Ensures that patients can participate in potentially life-saving clinical trials. Under this bipartisan compromise, plans must cover routine costs (those costs of treatment that would normally be covered by the plan) of participation in certain clinical trials if the patient has a life-threatening or serious illness for which no standard treatment is effective and participation in the trial offers meaningful potential for significant clinical benefit. This is an important protection for patients with Alzheimers, cancer, or other diseases where there is no cure.
 
Ensures continuity of care for patients with ongoing health care needs. This bipartisan compromise legislation protects all patients who are in the middle of a course of treatment for a chronic or disabling condition, ensuring that they can keep their doctor even if they are forced to changed plans or their doctor is dropped from their plans network. It requires a transitional period during which they will continue to receive care from the treating provider.

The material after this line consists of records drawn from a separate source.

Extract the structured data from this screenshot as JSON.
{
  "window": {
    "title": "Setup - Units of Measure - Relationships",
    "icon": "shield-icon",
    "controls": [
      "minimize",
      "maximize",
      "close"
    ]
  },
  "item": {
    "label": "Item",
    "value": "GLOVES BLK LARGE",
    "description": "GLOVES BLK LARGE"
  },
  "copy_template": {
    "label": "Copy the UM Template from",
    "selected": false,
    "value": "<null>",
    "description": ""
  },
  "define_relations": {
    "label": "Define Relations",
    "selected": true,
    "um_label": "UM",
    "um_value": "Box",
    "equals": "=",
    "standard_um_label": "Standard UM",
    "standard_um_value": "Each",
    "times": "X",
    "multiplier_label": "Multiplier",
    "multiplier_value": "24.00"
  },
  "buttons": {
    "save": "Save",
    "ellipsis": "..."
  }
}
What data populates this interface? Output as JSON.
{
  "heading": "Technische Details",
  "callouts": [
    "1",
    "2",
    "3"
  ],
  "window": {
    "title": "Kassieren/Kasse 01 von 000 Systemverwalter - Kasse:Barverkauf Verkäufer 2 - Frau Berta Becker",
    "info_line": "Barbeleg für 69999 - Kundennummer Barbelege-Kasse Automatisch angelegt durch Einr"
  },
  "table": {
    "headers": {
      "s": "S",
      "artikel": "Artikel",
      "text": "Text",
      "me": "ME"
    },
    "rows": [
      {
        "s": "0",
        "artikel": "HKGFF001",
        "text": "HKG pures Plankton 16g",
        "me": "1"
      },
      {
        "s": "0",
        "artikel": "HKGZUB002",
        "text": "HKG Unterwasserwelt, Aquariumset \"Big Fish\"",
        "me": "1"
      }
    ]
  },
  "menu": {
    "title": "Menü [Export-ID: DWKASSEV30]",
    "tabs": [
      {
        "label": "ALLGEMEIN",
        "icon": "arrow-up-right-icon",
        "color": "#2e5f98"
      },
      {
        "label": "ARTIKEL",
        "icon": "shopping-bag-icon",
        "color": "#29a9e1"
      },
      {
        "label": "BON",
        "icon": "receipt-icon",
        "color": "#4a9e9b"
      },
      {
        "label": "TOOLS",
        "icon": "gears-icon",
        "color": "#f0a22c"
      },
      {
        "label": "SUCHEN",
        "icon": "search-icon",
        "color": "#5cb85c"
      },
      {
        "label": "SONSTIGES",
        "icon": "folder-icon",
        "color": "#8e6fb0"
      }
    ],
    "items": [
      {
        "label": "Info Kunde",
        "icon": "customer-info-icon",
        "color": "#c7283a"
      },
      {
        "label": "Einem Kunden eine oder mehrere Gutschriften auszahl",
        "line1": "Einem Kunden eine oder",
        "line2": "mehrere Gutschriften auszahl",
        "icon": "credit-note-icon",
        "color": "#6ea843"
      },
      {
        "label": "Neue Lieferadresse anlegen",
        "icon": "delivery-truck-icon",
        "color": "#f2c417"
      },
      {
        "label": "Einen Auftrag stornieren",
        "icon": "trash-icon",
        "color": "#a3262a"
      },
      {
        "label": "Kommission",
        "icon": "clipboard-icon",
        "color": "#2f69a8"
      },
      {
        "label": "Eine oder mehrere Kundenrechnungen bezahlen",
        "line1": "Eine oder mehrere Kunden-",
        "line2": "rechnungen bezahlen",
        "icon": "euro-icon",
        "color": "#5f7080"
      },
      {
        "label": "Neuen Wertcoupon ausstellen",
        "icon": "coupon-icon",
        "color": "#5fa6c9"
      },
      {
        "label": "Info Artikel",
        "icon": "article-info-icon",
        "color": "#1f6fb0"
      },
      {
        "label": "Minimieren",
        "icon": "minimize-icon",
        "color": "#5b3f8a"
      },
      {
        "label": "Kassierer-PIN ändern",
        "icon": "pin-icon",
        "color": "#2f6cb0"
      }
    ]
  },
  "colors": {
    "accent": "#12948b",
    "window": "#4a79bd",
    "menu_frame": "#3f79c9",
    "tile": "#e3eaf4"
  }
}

Makes sure that people have the information they need about their health plan benefits. Patients need to know about their health plan rules before they seek care. The detailed disclosure requirements that are part of this bipartisan compromise to assure patients understand their rights include: plan benefits, limitations and exclusions; how out-of-network services are covered; how to select and obtain referrals to providers; emergency medical care coverage and definitions; prior authorization rules; and grievance and appeals procedures.

Anti-gag rule protections



This legislation would assure that health plans cannot prevent doctors and nurses from discussing all treatment options with their patients. Limiting improper incentive arrangements. This legislation also ensures that doctors will not face excessive financial incentives limiting necessary care. Protections for patient advocacy. This legislation protects health care providers from the threat of retaliation or firing when they advocate on behalf of their patients or report quality issues to the appropriate regulatory agencies.